Judge Orders New Mesothelioma Trial Based on Additional Evidence and Attorney’s Failure
Emily Everett died of malignant mesothelioma after years of exposición al amianto carried home on her ex-husband’s work clothing. She filed a personal injury claim against several of the defendants whose products the journeyman welder and boilermaker had worked with, and after her death in 2019 her case was carried on as a wrongful death claim by her children.
Foster Wheeler was one of the companies named in the mesothelioma lawsuit, and though the company is frequently named in asbestos cases, their attorneys argued successfully that the victim and her survivors had failed to provide evidence of specific causation. The claim against them was dismissed, but with new evidence in hand, the victim’s children filed a motion for a new trial based on the additional information.
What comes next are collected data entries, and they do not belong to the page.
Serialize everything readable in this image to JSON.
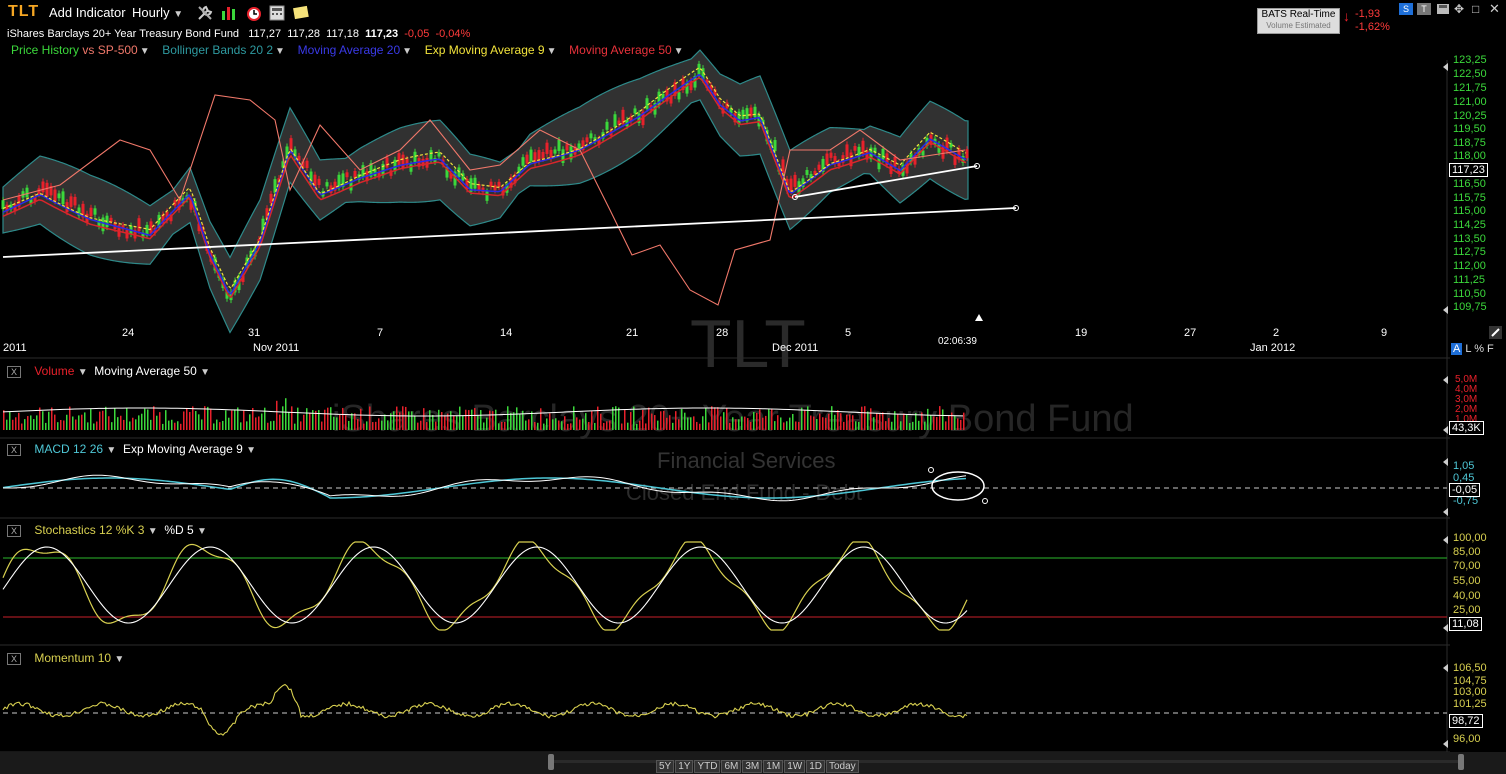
{
  "toolbar": {
    "ticker": "TLT",
    "add_indicator": "Add Indicator",
    "interval": "Hourly",
    "tools": [
      "wrench-icon",
      "bar-chart-icon",
      "alarm-clock-icon",
      "calculator-icon",
      "note-icon"
    ]
  },
  "quote": {
    "name": "iShares Barclays 20+ Year Treasury Bond Fund",
    "open": "117,27",
    "high": "117,28",
    "low": "117,18",
    "last": "117,23",
    "change": "-0,05",
    "change_pct": "-0,04%"
  },
  "feed": {
    "label": "BATS Real-Time",
    "sub": "Volume Estimated",
    "change": "-1,93",
    "change_pct": "-1,62%"
  },
  "legend": {
    "price_history": "Price History",
    "vs": "vs SP-500",
    "bollinger": "Bollinger Bands 20 2",
    "ma20": "Moving Average 20",
    "ema9": "Exp Moving Average 9",
    "ma50": "Moving Average 50"
  },
  "price_axis": [
    "123,25",
    "122,50",
    "121,75",
    "121,00",
    "120,25",
    "119,50",
    "118,75",
    "118,00",
    "116,50",
    "115,75",
    "115,00",
    "114,25",
    "113,50",
    "112,75",
    "112,00",
    "111,25",
    "110,50",
    "109,75"
  ],
  "current_price": "117,23",
  "time_axis": {
    "labels": [
      "24",
      "31",
      "7",
      "14",
      "21",
      "28",
      "5",
      "19",
      "27",
      "2",
      "9"
    ],
    "months": [
      "2011",
      "Nov 2011",
      "Dec 2011",
      "Jan 2012"
    ],
    "cursor_time": "02:06:39",
    "scale_opts": [
      "A",
      "L",
      "%",
      "F"
    ]
  },
  "volume": {
    "title": "Volume",
    "ma": "Moving Average 50",
    "axis": [
      "5,0M",
      "4,0M",
      "3,0M",
      "2,0M",
      "1,0M"
    ],
    "current": "43,3K"
  },
  "macd": {
    "title": "MACD 12 26",
    "ema": "Exp Moving Average 9",
    "axis": [
      "1,05",
      "0,45",
      "-0,75"
    ],
    "current": "-0,05"
  },
  "stochastics": {
    "title": "Stochastics 12 %K 3",
    "d": "%D 5",
    "axis": [
      "100,00",
      "85,00",
      "70,00",
      "55,00",
      "40,00",
      "25,00"
    ],
    "current": "11,08"
  },
  "momentum": {
    "title": "Momentum 10",
    "axis": [
      "106,50",
      "104,75",
      "103,00",
      "101,25",
      "96,00"
    ],
    "current": "98,72"
  },
  "watermark": {
    "ticker": "TLT",
    "name": "iShares Barclays 20+ Year Treasury Bond Fund",
    "sector": "Financial Services",
    "category": "Closed End Fund - Debt"
  },
  "ranges": [
    "5Y",
    "1Y",
    "YTD",
    "6M",
    "3M",
    "1M",
    "1W",
    "1D",
    "Today"
  ],
  "colors": {
    "up": "#3bd83b",
    "down": "#e8212b",
    "bollinger": "#2e8a8a",
    "ma20": "#2a2ae8",
    "ema9": "#f2e33b",
    "ma50": "#d8262b",
    "sp500": "#f0786a",
    "macd": "#4ec7d6",
    "stoch": "#d8d050"
  }
}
The judge hearing the case denied their motion despite the new evidence, in large part because of errors made by their attorney in arguing the family’s petition.
Mesothelioma Victim’s Children Continue Seeking Justice
In the face of these repeated losses, the mesothelioma victim’s children filed another appeal, this time asking for reconsideration of the judge’s decision. The appeals court judge hearing the case noted that the lower court judge’s denial had been the fault of the family’s attorney, who she said failed to grasp what was needed to address and correct the evidentiary issue in court.
In granting the mesothelioma case retrial, Judge Paula A. Brown of the Court of Appeal of Louisiana, Fourth Circuit agreed that the new information that the victim’s children had collected “would create a genuine issue of material fact as to causation.” She also pointed out that “when a trial judge is convinced by his examination of the facts that the judgment would result in a miscarriage of justice, a new trial should be ordered.” The family will have another chance at justice.
This decision underscores the court’s willingness to intervene when procedural failures threaten to override substantive justice in mesothelioma claims. By granting a new trial, the judge reaffirmed that technical missteps by counsel should not permanently bar families from presenting legitimate causation evidence, especially in asbestos cases where proof often emerges decades after exposure. The ruling highlights the judiciary’s role as a safeguard against outcomes driven by attorney error rather than evidentiary merit. For mesothelioma victims and their survivors, the case reinforces that courts may reopen claims when denying a retrial would produce an unjust result inconsistent with the facts.